Boat registration fees would go up, with the amount depending on the size of a craft. The upcharge would be anywhere from $5 on a sailboat to $40 on a pleasure boat longer than 40 feet.

Pesticide fees assessed by the Department of Agriculture — a percentage based on gross sales — would tick up; the money would go for analytical equipment required for sensitive water-quality analysis. 

The insurance industry would also see higher fees. They’d rise anywhere from a penny more to $175 more depending on the product or service. 

… 

There are also things like the newborn screening fee.

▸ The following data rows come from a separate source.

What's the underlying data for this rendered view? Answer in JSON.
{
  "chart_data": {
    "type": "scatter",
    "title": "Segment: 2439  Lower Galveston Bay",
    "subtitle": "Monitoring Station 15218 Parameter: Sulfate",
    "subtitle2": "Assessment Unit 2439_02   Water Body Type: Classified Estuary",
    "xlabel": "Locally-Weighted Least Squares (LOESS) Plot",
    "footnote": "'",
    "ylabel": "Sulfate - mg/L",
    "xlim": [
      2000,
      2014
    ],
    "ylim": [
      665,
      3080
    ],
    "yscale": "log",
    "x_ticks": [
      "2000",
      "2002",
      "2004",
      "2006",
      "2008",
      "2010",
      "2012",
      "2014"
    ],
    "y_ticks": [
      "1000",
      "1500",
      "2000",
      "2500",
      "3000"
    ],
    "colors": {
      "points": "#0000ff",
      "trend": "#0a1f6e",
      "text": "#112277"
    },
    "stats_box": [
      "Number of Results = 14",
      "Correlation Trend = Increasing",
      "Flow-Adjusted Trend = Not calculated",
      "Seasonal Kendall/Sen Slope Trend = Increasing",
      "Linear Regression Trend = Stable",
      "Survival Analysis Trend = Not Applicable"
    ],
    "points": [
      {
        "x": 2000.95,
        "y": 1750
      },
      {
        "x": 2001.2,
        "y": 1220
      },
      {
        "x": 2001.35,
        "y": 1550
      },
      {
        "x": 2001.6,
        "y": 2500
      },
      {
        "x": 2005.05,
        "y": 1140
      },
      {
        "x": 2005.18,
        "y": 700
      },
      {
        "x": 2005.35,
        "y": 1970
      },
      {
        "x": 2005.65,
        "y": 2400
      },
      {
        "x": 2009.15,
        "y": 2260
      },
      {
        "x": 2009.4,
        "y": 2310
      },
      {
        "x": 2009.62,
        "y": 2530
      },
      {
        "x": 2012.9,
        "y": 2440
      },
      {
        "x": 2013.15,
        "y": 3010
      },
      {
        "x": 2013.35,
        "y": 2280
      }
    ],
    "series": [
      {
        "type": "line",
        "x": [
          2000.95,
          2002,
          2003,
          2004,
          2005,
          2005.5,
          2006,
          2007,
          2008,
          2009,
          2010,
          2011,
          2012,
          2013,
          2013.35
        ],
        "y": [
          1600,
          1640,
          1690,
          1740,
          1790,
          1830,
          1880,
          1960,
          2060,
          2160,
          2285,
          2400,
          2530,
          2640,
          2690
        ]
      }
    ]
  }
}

When a baby is born, there’s a battery of screenings done to test for dozens of disorders. The state wants to screen for a few more. So the cost would go up by $42. It’s $135 now.

As D.J. Tice noted, Gov. Walz talks alot. As I have noted previously, there is something of an inverse relationship between the amount of talking he does and the amount of information he actually communicates. It is always worth checking the small print.

John Phelan is an economist at the Center of the American Experiment.